The first step in the process is to measure the practice’s baseline denial rate, and then determine and categorize the reason for each denial. Simply put, you need to track the number of claims submitted and the number denied.
You can further monitor this by:
- Type of service
But if you are not presently doing denial management tracking, start with the global percentage. Set up denial reason codes in your practice management system that describe specifically the reason for the denial, which you can then roll up into broader categories. For example, wrong insurance, incorrect date of birth, and wrong subscriber are all demographic registration errors.
Coding denials might be broken down into incorrect modifier use, wrong CPT code, a diagnosis code that doesn’t support medical necessity and submitting bundled codes. Look at the number of errors in each broad category. If you are posting payments manually, instead of with electronic remittance, you will need to post the denials manually. When a denial is received, post it in the system with a $0 payment and assign the correct reason code. Calculate the baseline for the number and percentage of claims denied in each broad category such as registration, verification, missing referral or authorization, coding, medical necessity, filing limit, incorrect or missing NPI.
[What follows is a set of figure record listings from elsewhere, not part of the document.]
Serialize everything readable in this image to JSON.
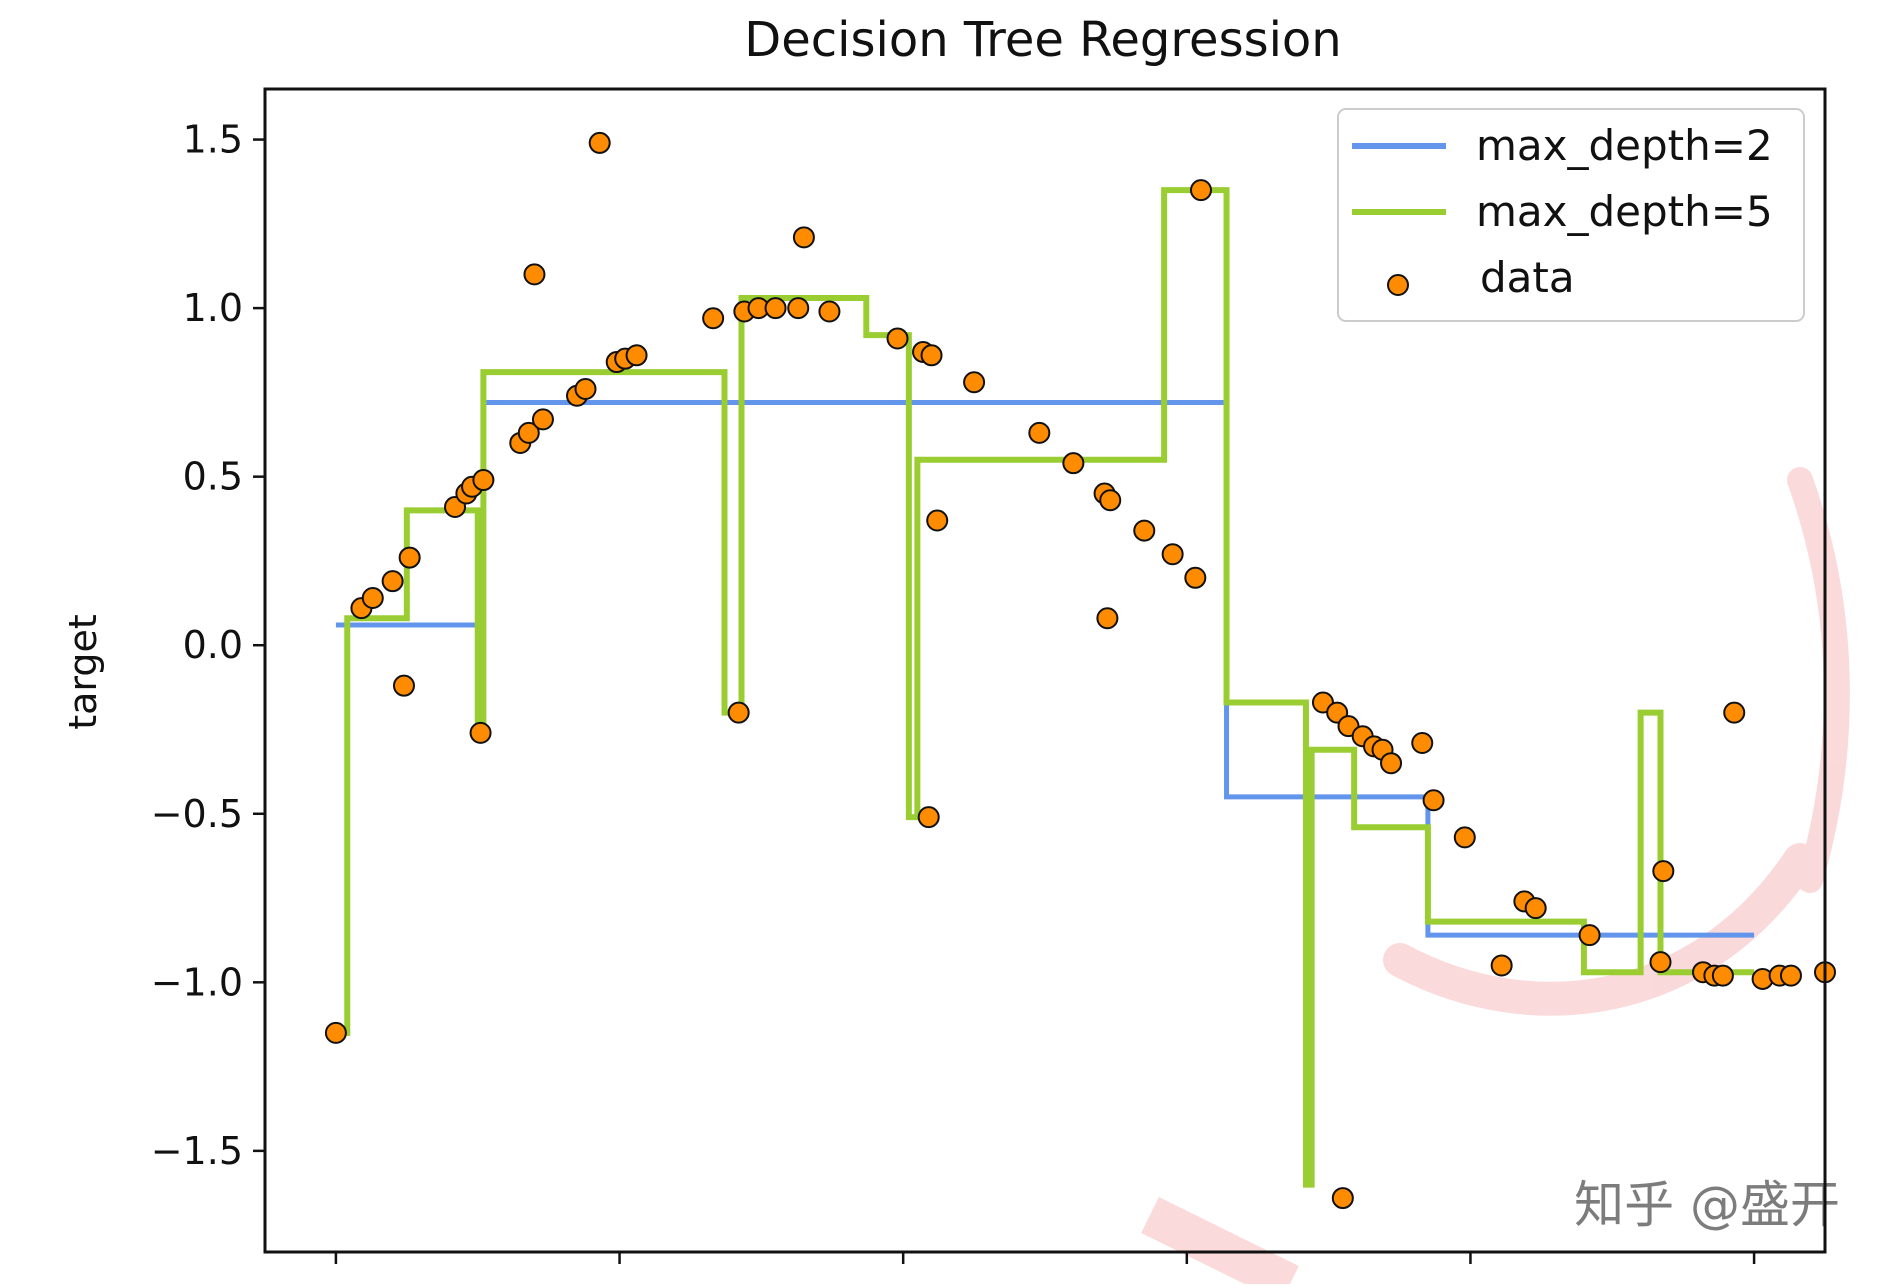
{
  "watermark": "知乎 @盛开",
  "chart_data": {
    "type": "line",
    "title": "Decision Tree Regression",
    "xlabel": "",
    "ylabel": "target",
    "xlim": [
      -0.25,
      5.25
    ],
    "ylim": [
      -1.8,
      1.65
    ],
    "yticks": [
      1.5,
      1.0,
      0.5,
      0.0,
      -0.5,
      -1.0,
      -1.5
    ],
    "ytick_labels": [
      "1.5",
      "1.0",
      "0.5",
      "0.0",
      "−0.5",
      "−1.0",
      "−1.5"
    ],
    "xticks": [
      0,
      1,
      2,
      3,
      4,
      5
    ],
    "grid": false,
    "legend": "top-right",
    "series": [
      {
        "name": "max_depth=2",
        "color": "#6495ED",
        "kind": "step",
        "x": [
          0.0,
          0.52,
          0.52,
          3.14,
          3.14,
          3.85,
          3.85,
          5.0
        ],
        "y": [
          0.06,
          0.06,
          0.72,
          0.72,
          -0.45,
          -0.45,
          -0.86,
          -0.86
        ]
      },
      {
        "name": "max_depth=5",
        "color": "#9ACD32",
        "kind": "step",
        "x": [
          0.0,
          0.04,
          0.04,
          0.25,
          0.25,
          0.5,
          0.5,
          0.52,
          0.52,
          1.37,
          1.37,
          1.43,
          1.43,
          1.87,
          1.87,
          2.02,
          2.02,
          2.05,
          2.05,
          2.1,
          2.1,
          2.92,
          2.92,
          3.14,
          3.14,
          3.42,
          3.42,
          3.44,
          3.44,
          3.59,
          3.59,
          3.85,
          3.85,
          4.4,
          4.4,
          4.6,
          4.6,
          4.67,
          4.67,
          5.0
        ],
        "y": [
          -1.15,
          -1.15,
          0.08,
          0.08,
          0.4,
          0.4,
          -0.26,
          -0.26,
          0.81,
          0.81,
          -0.2,
          -0.2,
          1.03,
          1.03,
          0.92,
          0.92,
          -0.51,
          -0.51,
          0.55,
          0.55,
          0.55,
          0.55,
          1.35,
          1.35,
          -0.17,
          -0.17,
          -1.6,
          -1.6,
          -0.31,
          -0.31,
          -0.54,
          -0.54,
          -0.82,
          -0.82,
          -0.97,
          -0.97,
          -0.2,
          -0.2,
          -0.97,
          -0.97
        ]
      },
      {
        "name": "data",
        "color": "#FF8C00",
        "kind": "scatter",
        "points": [
          [
            0.0,
            -1.15
          ],
          [
            0.09,
            0.11
          ],
          [
            0.13,
            0.14
          ],
          [
            0.2,
            0.19
          ],
          [
            0.24,
            -0.12
          ],
          [
            0.26,
            0.26
          ],
          [
            0.42,
            0.41
          ],
          [
            0.46,
            0.45
          ],
          [
            0.48,
            0.47
          ],
          [
            0.51,
            -0.26
          ],
          [
            0.52,
            0.49
          ],
          [
            0.65,
            0.6
          ],
          [
            0.68,
            0.63
          ],
          [
            0.7,
            1.1
          ],
          [
            0.73,
            0.67
          ],
          [
            0.85,
            0.74
          ],
          [
            0.88,
            0.76
          ],
          [
            0.93,
            1.49
          ],
          [
            0.99,
            0.84
          ],
          [
            1.02,
            0.85
          ],
          [
            1.06,
            0.86
          ],
          [
            1.33,
            0.97
          ],
          [
            1.42,
            -0.2
          ],
          [
            1.44,
            0.99
          ],
          [
            1.49,
            1.0
          ],
          [
            1.55,
            1.0
          ],
          [
            1.63,
            1.0
          ],
          [
            1.65,
            1.21
          ],
          [
            1.74,
            0.99
          ],
          [
            1.98,
            0.91
          ],
          [
            2.07,
            0.87
          ],
          [
            2.09,
            -0.51
          ],
          [
            2.1,
            0.86
          ],
          [
            2.12,
            0.37
          ],
          [
            2.25,
            0.78
          ],
          [
            2.48,
            0.63
          ],
          [
            2.6,
            0.54
          ],
          [
            2.71,
            0.45
          ],
          [
            2.73,
            0.43
          ],
          [
            2.72,
            0.08
          ],
          [
            2.85,
            0.34
          ],
          [
            2.95,
            0.27
          ],
          [
            3.03,
            0.2
          ],
          [
            3.05,
            1.35
          ],
          [
            3.48,
            -0.17
          ],
          [
            3.53,
            -0.2
          ],
          [
            3.57,
            -0.24
          ],
          [
            3.62,
            -0.27
          ],
          [
            3.66,
            -0.3
          ],
          [
            3.69,
            -0.31
          ],
          [
            3.72,
            -0.35
          ],
          [
            3.55,
            -1.64
          ],
          [
            3.83,
            -0.29
          ],
          [
            3.87,
            -0.46
          ],
          [
            3.98,
            -0.57
          ],
          [
            4.19,
            -0.76
          ],
          [
            4.23,
            -0.78
          ],
          [
            4.11,
            -0.95
          ],
          [
            4.42,
            -0.86
          ],
          [
            4.68,
            -0.67
          ],
          [
            4.67,
            -0.94
          ],
          [
            4.82,
            -0.97
          ],
          [
            4.86,
            -0.98
          ],
          [
            4.89,
            -0.98
          ],
          [
            4.93,
            -0.2
          ],
          [
            5.03,
            -0.99
          ],
          [
            5.09,
            -0.98
          ],
          [
            5.13,
            -0.98
          ],
          [
            5.25,
            -0.97
          ]
        ]
      }
    ]
  }
}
Why assess the baseline denial rate?
The purpose of assessing the baseline denial rate is not assign blame “off with her head” style, but to focus the practice’s efforts on improvement. Let’s say the practice found claims denied as being past the filing limit. A group should have no tolerance for this type of error, but mandates don’t always bring results. Track a sampling of these to determine the cause. Possible causes might be in registration, in unworked suspended claims, in failing to understand Medicare Secondary Payer (MSP) rules or from other coordination of benefit problems. Methodically, trace back the steps that resulted in denial. What work processes can be changed and what safeguards implemented to prevent recurrence? This might be education about MSP rules, a follow up system to review suspended claims or a review of all claims by payer 45 days before the filing limit.
What if there were denials due to coding errors? An example might be if an Evaluation and Management modifier was incorrectly left off the E/M service and appended to the procedure. When the denial is received, post it with a zero dollar payment with the reason code “modifier error.” Modifier error is one example of a coding denial. Review the practice’s current systems for assigning modifiers and for claims editing prior to submission. Rather than simply correct and resubmit, review the systems and identify steps that can be taken to prevent this type of denial in the future.
For each type of denial, a small working group can investigate causes and recommend process improvements. If you are a small medical practice, the Office Manager needs to meet with the billing staff to review reasons for denials and discussion solutions to eliminate. Each month, continue to track the denial rate and volume by type.
What kind of improvements have some medical practices used?
- Full registration at check in
- Batch verification of eligibility and benefits
- Coding education
- Supervisory review of clearinghouse reports and A/R reports
- Cross training between the front and back office
- Publishing and promoting successful results
A colleague of mine jokingly said to me, “Denials will always be with us.” It is true that some payer denials cannot be prevented and are out of our control. But before we raise the white flag, let’s do all in our power to eliminate preventable denials, one major obstacle on the road to payment.